Dans ce dessin, mon étude s'appuie sur une structure ascendante, fidèle à l'iconographie médiévale tardive du relief. L'impression d'ensemble est celle d'une élévation capturée dans l'instant, où le regard est porté vers le haut par les postures des apôtres. J'ai construit la scène par un trait de contour ferme, délimitant les figures des apôtres et de la Vierge agenouillés. Le sommet de la composition est marqué par la partie inférieure du corps du Christ disparaissant dans les nuées, dont j'ai souligné les pieds par un trait plus appuyé. Au centre, j'ai redessiné les empreintes de pieds laissées sur le rocher, détail symbolique fort de la sculpture originale.

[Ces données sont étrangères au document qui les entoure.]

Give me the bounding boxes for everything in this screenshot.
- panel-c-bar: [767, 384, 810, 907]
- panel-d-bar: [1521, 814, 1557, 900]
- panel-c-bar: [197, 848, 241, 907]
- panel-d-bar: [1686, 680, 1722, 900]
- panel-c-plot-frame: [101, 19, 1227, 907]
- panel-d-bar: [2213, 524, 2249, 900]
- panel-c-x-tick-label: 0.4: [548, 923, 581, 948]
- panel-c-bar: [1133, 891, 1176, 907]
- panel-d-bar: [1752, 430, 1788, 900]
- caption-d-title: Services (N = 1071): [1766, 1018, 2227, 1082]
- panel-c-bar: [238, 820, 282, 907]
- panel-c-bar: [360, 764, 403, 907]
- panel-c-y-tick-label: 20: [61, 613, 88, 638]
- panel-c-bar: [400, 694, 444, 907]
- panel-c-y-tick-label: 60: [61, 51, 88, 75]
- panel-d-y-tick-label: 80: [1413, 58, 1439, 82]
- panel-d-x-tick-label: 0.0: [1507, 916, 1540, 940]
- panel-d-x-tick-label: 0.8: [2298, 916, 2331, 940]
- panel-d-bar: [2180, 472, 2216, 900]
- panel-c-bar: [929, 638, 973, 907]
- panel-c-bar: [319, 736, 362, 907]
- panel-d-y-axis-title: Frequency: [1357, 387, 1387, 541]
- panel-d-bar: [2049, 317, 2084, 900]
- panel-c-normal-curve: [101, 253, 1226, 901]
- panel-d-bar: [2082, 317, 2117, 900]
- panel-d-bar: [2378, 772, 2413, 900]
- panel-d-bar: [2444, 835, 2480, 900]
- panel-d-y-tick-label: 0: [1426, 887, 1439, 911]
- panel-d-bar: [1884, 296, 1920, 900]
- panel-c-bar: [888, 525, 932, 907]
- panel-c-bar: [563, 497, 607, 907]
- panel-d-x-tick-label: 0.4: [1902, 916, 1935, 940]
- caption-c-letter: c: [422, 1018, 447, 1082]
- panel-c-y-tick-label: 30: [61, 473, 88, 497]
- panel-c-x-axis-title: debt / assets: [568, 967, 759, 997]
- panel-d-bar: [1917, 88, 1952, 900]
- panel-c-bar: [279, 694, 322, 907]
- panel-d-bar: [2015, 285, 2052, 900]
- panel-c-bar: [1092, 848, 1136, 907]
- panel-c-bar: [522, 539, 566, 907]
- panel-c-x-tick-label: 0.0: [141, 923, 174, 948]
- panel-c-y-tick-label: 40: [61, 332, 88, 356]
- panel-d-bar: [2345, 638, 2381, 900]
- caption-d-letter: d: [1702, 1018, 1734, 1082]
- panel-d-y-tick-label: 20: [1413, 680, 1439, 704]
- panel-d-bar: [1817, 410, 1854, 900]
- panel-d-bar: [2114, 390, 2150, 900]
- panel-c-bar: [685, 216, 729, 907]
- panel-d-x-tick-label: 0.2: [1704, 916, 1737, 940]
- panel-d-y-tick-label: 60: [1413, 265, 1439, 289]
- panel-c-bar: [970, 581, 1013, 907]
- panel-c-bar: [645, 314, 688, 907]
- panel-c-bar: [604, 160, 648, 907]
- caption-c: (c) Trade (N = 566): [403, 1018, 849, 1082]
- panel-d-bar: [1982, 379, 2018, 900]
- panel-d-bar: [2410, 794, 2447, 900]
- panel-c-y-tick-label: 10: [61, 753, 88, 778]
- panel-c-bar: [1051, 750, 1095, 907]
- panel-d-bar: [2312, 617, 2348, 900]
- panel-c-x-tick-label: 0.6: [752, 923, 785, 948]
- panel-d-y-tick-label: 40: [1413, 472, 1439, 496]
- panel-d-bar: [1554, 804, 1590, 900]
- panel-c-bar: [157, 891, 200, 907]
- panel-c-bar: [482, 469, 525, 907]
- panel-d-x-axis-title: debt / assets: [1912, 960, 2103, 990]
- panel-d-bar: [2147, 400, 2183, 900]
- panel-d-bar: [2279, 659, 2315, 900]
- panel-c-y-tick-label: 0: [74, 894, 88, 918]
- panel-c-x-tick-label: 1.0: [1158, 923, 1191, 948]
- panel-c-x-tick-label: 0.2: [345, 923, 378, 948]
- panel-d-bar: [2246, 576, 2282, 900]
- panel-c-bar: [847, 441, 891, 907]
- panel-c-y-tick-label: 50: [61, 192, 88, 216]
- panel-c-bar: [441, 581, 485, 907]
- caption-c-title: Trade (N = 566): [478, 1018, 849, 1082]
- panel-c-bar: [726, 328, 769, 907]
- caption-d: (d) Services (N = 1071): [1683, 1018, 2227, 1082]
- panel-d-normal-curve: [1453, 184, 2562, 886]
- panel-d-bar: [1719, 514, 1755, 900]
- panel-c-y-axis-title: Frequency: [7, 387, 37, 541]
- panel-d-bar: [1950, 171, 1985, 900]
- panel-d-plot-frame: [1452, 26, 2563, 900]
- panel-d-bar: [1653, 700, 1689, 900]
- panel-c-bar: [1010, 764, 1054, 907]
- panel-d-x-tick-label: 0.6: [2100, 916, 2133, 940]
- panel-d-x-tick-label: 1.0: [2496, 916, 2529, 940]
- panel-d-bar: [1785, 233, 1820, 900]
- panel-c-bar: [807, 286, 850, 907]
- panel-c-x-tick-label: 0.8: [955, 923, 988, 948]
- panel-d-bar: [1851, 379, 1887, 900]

Historiquement, cette scène appartient au premier groupe de sculptures (travées sud), caractéristiques du style flamboyant. Elle conserve une disposition archaïque et charmante où l'on ne voit du Christ que les pieds, une manière de signifier que l'Ascension dépasse le champ de vision humain, tout en ancrant l'événement dans le lieu physique du Mont des Oliviers.